There are two general approaches to overcome this issue: either we modify the algorithms to take into account the asymmetric cost of making a classification error (through so-called cost-sensitive classifiers or one-class models), or we modify the training data to take into account the imbalance in the data. In the former case, we invite you to read the documentation of the methods that interest you to see how this could be achieved.

In the latter case, we could try to obtain more training data. This is the simplest method, but it is not always possible to do so, and it could be that the new data would follow the same pattern as the original data, which would leave us no better off than we were to start with. Another alternative is to create a new training set by either undersampling the majority class(es) or oversampling the under-represented class(es). We assume for now that there are only two classes in the data (the strategies can easily be adapted to multi-class problems).

#### Undersampling

Let $$\text{Tr}=L \sqcup M_c$$, where $$L$$ consists of all observations in the majority case, and $$M_c$$ of all observations in the minority case; by assumption, $$|L|\gg |M_c|$$. Split $$L$$ into $$K$$ subsets $$L_1, \ldots, L_K$$, each roughly of the same size; $$K$$ should be selected so that $$|M_c| \not \ll |L_i|$$, for all $$i$$ (in other words, even though $$|L_i|$$ could be larger than $$|M_c|$$, it is not going to be substantially so).

We then construct $$K$$ training sets $\text{Tr}_1=L_1\sqcup M_c, \ldots, \text{Tr}_K=L_K\sqcup M_c;$ for all $$1\leq i \leq K$$, we train a classifier $$C_i$$ (using a given algorithm) on $$\text{Tr}_i$$. Once that is done, we combine the predictions using bagging or other ensemble learning methods (see Section 13.5).

#### Oversampling

We can oversample the minority cases to create balanced datasets, but that introduces a dependency in the data that can have far-reaching effect when it comes to bias and variability.

Synthetic Minority Oversampling Technique (SMOTE) is a common approach which creates “synthetic” examples rather than oversampling with replacement – the same idea used to create samples for handwriting recognition by perturbing training data (e.g., rotating, skewing, etc.) [244].

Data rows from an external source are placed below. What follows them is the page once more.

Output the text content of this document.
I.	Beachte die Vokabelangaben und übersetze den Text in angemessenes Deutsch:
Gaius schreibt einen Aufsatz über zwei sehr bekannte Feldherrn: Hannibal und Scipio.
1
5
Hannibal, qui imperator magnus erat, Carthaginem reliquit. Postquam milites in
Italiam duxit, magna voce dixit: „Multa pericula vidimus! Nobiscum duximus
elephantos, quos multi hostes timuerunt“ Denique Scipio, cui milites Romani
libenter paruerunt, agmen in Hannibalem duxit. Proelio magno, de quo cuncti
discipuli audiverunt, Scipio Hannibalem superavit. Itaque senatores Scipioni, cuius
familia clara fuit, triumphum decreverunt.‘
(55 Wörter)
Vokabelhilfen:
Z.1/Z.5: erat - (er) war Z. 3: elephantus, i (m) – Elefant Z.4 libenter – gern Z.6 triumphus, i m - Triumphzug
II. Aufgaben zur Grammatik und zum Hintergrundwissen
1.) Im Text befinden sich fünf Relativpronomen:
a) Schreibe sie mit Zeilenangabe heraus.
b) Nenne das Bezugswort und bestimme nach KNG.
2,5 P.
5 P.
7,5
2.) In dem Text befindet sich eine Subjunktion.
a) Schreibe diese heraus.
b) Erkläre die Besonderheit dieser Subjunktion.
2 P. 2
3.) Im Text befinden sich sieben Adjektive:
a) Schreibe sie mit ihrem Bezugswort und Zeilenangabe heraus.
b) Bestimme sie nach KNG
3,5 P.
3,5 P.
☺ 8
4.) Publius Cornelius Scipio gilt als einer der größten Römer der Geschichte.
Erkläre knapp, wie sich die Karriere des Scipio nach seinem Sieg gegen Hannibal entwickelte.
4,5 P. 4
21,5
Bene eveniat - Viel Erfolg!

1. We select random integers $$k\ll \ell$$;

2. we then draw a random sample $$\mathcal{V}_{\ell}$$ of size $$\ell$$ from the minority class $$M_c$$;

3. for each $$\mathbf{x}\in \mathcal{V}_{\ell}$$, we find the $$k$$ nearest neighbors of $$\mathbf{x}$$ in $$M_c$$, say $$\mathbf{z}_{\mathbf{x},1},\ldots,\mathbf{z}_{\mathbf{x},k}$$;

4. we then compute the vectors $$\mathbf{v}_{\mathbf{x},1},\ldots, \mathbf{v}_{\mathbf{x},k}$$, starting from $$\mathbf{x}$$ and ending at each of the $$\mathbf{z}_{\mathbf{x},1},\ldots,\mathbf{z}_{\mathbf{x},k}$$;

5. we draw random numbers $$\gamma_1,\ldots, \gamma_k\sim \mathcal{U}(0,1)$$, and multiply $$\mathbf{v}_{\mathbf{x},i}$$ by $$\gamma_i$$, for each $$1\leq i \leq k$$;

6. the points found at $$\mathbf{x}+\gamma_i\mathbf{v}_{\mathbf{x},i}$$ are added to the set $$M_c$$.

This procedure is repeated until $$|M_c| \not \ll |L|$$ (see illustration below, author unknown).

There are variants, where we always use the same $$k,\ell, \mathcal{V}_{\ell}$$, or where we only pick one of the $$k$$ nearest neighbours, etc. In general, SMOTE increases recall, but it comes at the cost of lower precision.

### References

[244]
N. V. Chawla, K. W. Bowyer, L. O. Hall, and W. P. Kegelmeyer, Journal of Artificial Intelligence Research, vol. 16, pp. 321–357, 2002.